BIGBEAR.AI HOLDINGS INC (BBAI)
Sector: Information Technology
2026 Annual Meeting Analysis
BIGBEAR.AI HOLDINGS INC · Meeting: June 9, 2026
Directors FOR
2
Directors AGAINST
0
Say on Pay
FOR
Auditor
FOR
Director Elections
Election of Directors
McAleenan joined the board in 2025 (less than 24 months ago), so he is exempt from the TSR underperformance trigger under policy; his background as former Acting DHS Secretary and AI company founder is directly relevant to BigBear.ai's government-focused AI business, and no overboarding, attendance, or independence concerns were identified.
The company's 3-year price return of +64.1% falls in the strong-positive tier (>+20%), requiring a gap of at least 50 percentage points below the peer median to trigger a No vote; BBAI's gap versus the disclosed compensation peer group median is -49.4 percentage points, which is just below the 50-point threshold, so the trigger does not apply; Braden has relevant defense and technology experience and no overboarding or attendance issues.
Both Class II director nominees pass all policy screens. The company's 3-year TSR of +64.1% places it in the strong-positive tier, requiring a 50-point underperformance gap versus the named peer group to trigger a No vote; the actual gap of -49.4 points falls just short of that threshold. Neither director is overboarded, and attendance was reported at 75% or above for all directors. McAleenan receives the benefit of the 24-month new-director exemption in any event.
Say on Pay
✓ FORCEO
Kevin McAleenan
Total Comp
$6,597,191
Prior Support
N/A
This is the company's first Say on Pay vote (it only recently ceased to be an emerging growth company), so there is no prior year support figure to evaluate.
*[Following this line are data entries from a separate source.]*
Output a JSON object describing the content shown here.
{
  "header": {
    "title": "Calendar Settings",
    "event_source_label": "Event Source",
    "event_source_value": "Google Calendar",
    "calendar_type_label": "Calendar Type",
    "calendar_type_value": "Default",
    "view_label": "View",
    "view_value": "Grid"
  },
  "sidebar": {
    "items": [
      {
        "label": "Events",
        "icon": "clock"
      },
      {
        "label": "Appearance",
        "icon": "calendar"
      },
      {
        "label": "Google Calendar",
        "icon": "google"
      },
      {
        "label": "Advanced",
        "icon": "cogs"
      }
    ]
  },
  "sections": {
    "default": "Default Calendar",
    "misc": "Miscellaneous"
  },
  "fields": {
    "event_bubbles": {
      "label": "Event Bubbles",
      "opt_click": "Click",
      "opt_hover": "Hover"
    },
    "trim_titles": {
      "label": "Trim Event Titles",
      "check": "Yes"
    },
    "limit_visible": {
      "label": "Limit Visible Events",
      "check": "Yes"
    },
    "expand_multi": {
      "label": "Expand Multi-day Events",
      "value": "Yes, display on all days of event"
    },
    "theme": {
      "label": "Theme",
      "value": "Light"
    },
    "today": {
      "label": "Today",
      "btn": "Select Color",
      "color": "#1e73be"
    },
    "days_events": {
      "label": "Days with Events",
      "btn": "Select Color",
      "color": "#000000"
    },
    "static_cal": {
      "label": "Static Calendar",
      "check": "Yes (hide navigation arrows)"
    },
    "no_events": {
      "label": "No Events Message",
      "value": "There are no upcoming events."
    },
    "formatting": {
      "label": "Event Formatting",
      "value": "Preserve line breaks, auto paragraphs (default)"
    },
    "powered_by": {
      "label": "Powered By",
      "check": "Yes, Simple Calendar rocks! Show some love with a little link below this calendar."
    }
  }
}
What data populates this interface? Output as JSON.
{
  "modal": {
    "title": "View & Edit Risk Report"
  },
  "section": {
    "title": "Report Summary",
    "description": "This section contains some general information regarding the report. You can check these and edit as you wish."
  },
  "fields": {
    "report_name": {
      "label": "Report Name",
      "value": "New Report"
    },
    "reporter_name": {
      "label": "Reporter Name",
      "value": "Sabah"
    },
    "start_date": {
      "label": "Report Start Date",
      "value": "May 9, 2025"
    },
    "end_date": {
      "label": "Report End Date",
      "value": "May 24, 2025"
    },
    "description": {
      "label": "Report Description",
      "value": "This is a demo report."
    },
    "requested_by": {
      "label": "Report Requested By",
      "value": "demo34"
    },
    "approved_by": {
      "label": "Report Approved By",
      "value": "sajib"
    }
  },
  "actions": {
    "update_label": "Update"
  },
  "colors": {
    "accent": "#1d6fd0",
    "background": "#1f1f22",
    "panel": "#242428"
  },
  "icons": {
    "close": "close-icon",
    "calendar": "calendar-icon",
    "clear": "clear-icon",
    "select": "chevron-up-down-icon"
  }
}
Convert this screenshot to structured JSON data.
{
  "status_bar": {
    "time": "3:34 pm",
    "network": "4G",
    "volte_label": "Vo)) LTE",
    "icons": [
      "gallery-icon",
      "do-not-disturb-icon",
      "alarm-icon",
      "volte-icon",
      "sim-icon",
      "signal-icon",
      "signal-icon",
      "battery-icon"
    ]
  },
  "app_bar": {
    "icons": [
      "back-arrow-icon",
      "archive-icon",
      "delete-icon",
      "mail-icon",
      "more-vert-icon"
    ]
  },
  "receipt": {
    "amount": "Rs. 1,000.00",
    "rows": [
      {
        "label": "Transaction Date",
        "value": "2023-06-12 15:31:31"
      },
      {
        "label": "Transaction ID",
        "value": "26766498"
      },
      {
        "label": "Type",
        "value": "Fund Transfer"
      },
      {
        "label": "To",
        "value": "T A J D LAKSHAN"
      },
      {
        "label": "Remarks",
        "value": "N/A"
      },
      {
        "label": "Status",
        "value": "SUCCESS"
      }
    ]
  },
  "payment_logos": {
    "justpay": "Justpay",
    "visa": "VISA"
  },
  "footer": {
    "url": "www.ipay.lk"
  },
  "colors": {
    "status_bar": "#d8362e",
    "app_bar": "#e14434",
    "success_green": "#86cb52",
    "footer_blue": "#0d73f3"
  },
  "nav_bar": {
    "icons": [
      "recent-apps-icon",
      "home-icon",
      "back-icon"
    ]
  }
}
CEO Kevin McAleenan's total reported compensation of $6.6 million for 2025 includes a significant one-time appointment grant of roughly $4.1 million in RSUs and stock options given when he was hired as CEO in January 2025 — a front-loaded award that covers multiple future years reported all at once — meaning the ongoing annual pay level is materially lower; when that front-loaded component is understood in context, aggregate pay is not clearly above benchmark for a CEO at a $2 billion AI/defense technology company. The pay program has meaningful positive features: the company has a clawback policy, short-term bonuses are paid entirely in performance stock awards tied to revenue, gross margin, and strategic goals (and paid out at only 62% of target in 2025 reflecting below-target financial results), and the company prohibits hedging and pledging; taken together, the structure passes the policy screens and a FOR vote is warranted.
Auditor Ratification
✓ FORAuditor
Grant Thornton LLP
Tenure
N/A
Audit Fees
N/A
Non-Audit Fees
N/A
The auditor fee table extracted from the filing does not contain standard audit fee and non-audit fee line items — the text in that block relates to director compensation, not auditor fees — so the non-audit fee ratio trigger cannot be evaluated; per policy, the tenure trigger requires confirmed data and none is disclosed, so no tenure-based No vote is warranted; Grant Thornton is a large national firm appropriate for a $2 billion company, no material restatements are disclosed, and the default vote is FOR absent a confirmed trigger.
Stockholder Proposals
2 proposals submitted by shareholders
Proposal 5
Approval of Amendment to the Company's Second Amended and Restated Certificate of Incorporation to Increase the Number of Authorized Shares of Common Stock
This is a board-proposed charter amendment to increase the number of authorized shares of common stock, not a stockholder activist proposal. The company recently settled $125 million of convertible notes primarily through debt-to-equity conversions, completed two acquisitions, and has stated ambitions for continued growth — these activities create legitimate need for additional authorized share capacity. Increasing authorized shares is a routine corporate housekeeping measure that gives the board flexibility for future financing, acquisitions, and equity compensation without requiring a special meeting each time; while dilution is always a shareholder concern, the company's current share count (approximately 479 million) and the operational context support approval, and a FOR vote is warranted.
Proposal 6
Approval of an Adjournment of the Annual Meeting, if Necessary, to Solicit Additional Proxies if There Are Not Sufficient Votes at the Time of the Annual Meeting to Approve the Charter Amendment Proposal
This is a routine procedural adjournment proposal tied directly to the authorized share increase in Proposal 5. Per policy, procedural adjournment proposals linked to a valid charter amendment vote are routine housekeeping and should be supported. There is no governance concern with allowing the company additional time to solicit votes if needed, and a FOR vote is appropriate.
Overall Assessment
The 2026 BigBear.ai annual meeting presents a largely routine ballot with no significant governance red flags. Both director nominees pass all TSR, overboarding, and qualifications screens; the first-ever Say on Pay vote passes on balance given the front-loaded CEO appointment grant context and meaningful performance-based pay features; the auditor ratification is supported absent confirmed fee or tenure data to trigger a No vote; and the authorized share increase reflects genuine operational needs following recent debt conversions and acquisitions.